The presence of prostate-specific membrane antigen (PSMA) on prostate cancer cells and its metastases allows its use in diagnostics using PET/CT. The aim of this study was to evaluate the usefulness of delayed phase images in the Ga-68-PSMA-11 PET/CT. Methods: 108 patients with prostate cancer (median age: 68.5 years, range: 49−83) were referred for Ga-68-PSMA-11 PET/CT due to biochemical relapse (PSA (prostate-specific antigen) (3.2 ± 5.4 ng/mL). Examinations were performed at 60 min, with an additional delayed phase of the pelvis region at 120−180 min. Results: The Ga-68-PSMA-11 PET/CT showed lesions in 86/108 (80%) patients; detection rate depending on the PSA level: 0.2 < PSA < 0.5 ng/mL vs. 0.5 ≤ PSA < 1.0 ng/mL vs. 1.0 ≤ PSA < 2.0 ng/mL vs. PSA ≥ 2.0 ng/mL was 56% (standard vs. delay: 56 vs. 56%) vs. 60% (52 vs. 60%) vs. 87% (83 vs. 87%) vs. 82% (77 vs. 82%) of patients, respectively. The delayed phase had an impact on the treatment in 14/86 patients (16%) (p < 0.05): 7 pts increased uptake was seen only after 60 min, which was interpreted as physiological or inflammatory accumulation; the delayed image showed increased accumulation in 7 patients only: 4 in regional lymph nodes, 1 in local recurrence, and 2 patients with local recurrence showed additional foci. Conclusions: Delayed phase of Ga-68-PSMA-11 PET/CT has an impact on treatment management in 16% of patients.

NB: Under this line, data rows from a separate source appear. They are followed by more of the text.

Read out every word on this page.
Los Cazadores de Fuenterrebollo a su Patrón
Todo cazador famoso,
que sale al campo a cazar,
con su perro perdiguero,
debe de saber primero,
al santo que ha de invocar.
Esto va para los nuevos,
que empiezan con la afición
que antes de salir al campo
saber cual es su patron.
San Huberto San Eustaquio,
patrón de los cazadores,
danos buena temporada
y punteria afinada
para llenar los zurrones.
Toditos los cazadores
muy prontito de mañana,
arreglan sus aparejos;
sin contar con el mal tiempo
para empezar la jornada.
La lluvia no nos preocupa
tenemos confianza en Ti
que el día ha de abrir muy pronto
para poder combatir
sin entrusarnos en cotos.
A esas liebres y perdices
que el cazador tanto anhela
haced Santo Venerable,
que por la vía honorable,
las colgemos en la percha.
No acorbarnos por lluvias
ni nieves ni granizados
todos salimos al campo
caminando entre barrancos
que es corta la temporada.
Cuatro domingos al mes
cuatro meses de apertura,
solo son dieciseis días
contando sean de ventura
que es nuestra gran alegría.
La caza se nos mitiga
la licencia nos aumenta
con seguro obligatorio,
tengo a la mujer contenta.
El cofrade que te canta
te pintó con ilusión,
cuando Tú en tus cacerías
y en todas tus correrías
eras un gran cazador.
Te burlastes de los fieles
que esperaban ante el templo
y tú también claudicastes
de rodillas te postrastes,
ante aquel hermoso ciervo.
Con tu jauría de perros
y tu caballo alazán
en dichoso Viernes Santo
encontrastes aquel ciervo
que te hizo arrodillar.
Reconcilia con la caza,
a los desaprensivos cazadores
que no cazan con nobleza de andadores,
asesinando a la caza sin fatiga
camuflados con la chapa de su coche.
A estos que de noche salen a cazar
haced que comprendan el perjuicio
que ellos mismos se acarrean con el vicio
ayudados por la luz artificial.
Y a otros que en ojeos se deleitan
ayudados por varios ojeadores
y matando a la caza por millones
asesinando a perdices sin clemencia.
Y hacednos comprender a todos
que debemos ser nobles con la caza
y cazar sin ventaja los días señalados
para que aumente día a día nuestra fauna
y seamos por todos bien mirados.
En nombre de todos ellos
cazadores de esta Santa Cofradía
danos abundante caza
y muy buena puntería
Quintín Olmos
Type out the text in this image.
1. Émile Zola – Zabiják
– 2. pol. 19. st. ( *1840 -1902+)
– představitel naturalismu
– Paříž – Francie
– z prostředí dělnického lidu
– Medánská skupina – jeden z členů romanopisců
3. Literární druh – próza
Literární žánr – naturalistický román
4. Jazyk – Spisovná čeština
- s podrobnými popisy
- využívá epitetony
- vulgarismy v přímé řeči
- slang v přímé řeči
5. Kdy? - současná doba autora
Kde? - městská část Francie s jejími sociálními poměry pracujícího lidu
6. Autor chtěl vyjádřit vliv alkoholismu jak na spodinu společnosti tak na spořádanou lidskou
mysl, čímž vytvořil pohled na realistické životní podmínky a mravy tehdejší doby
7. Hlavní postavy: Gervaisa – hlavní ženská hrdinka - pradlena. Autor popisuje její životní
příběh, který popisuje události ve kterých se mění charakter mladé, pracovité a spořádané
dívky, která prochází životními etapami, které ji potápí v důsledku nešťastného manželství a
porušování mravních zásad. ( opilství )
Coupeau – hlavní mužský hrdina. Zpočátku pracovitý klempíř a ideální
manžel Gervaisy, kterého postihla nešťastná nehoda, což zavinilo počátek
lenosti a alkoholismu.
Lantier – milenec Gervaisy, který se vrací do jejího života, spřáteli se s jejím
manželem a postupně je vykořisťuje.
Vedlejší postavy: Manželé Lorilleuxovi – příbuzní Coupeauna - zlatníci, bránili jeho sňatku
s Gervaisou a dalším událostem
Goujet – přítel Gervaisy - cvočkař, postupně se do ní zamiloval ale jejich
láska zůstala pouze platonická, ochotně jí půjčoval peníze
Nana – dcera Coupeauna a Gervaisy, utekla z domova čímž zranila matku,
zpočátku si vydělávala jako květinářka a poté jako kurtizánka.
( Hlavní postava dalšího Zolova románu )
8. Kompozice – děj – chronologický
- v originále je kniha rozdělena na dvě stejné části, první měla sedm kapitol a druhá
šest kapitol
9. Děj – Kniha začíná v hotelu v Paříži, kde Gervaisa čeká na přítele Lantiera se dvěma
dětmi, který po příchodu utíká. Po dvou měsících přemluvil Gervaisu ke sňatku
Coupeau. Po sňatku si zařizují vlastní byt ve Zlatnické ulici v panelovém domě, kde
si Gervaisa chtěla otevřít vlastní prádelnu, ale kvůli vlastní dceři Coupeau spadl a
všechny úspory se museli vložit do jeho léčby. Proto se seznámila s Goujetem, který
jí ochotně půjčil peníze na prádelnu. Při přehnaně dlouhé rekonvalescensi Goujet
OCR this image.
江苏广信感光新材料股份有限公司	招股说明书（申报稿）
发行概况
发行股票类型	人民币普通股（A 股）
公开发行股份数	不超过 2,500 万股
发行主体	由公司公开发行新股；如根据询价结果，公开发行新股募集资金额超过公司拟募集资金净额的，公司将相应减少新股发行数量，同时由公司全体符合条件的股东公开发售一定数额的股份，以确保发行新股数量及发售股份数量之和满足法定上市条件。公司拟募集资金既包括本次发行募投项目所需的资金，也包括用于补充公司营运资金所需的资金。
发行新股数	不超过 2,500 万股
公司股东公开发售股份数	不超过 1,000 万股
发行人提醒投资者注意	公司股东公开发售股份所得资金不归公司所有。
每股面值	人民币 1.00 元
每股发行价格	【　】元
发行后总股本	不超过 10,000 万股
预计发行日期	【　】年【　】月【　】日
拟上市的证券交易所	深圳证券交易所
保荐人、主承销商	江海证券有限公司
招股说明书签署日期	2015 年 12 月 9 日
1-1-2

前列腺癌细胞及其转移灶上存在前列腺特异性膜抗原(PSMA),这使得其可用于PET/CT诊断。本研究的目的是评估镓-68-PSMA-11 PET/CT延迟期图像的效用。方法:108例前列腺癌患者(中位年龄:68.5岁,范围:49 - 83岁)因生化复发(前列腺特异性抗原(PSA)为3.2±5.4 ng/mL)接受镓-68-PSMA-11 PET/CT检查。检查在60分钟时进行,骨盆区域在120 - 180分钟时进行额外的延迟期扫描。结果:镓-68-PSMA-11 PET/CT在86/108(80%)例患者中发现病变;根据PSA水平的检出率:0.2 < PSA < 0.5 ng/mL vs. 0.5≤PSA < 1.0 ng/mL vs. 1.0≤PSA < 2.0 ng/mL vs. PSA≥2.0 ng/mL的患者分别为56%(标准期vs.延迟期:56% vs. 56%)vs. 60%(52% vs. 60%)vs. 87%(83% vs. 87%)vs. 82%(77% vs. 82%)。延迟期对14/86例患者(16%)的治疗有影响(p < 0.05):7例患者仅在60分钟后摄取增加,这被解释为生理性或炎性聚集;延迟期图像仅在7例患者中显示摄取增加:4例在区域淋巴结,1例在局部复发,2例局部复发患者显示额外病灶。结论:镓-68-PSMA-11 PET/CT延迟期对16%的患者治疗管理有影响。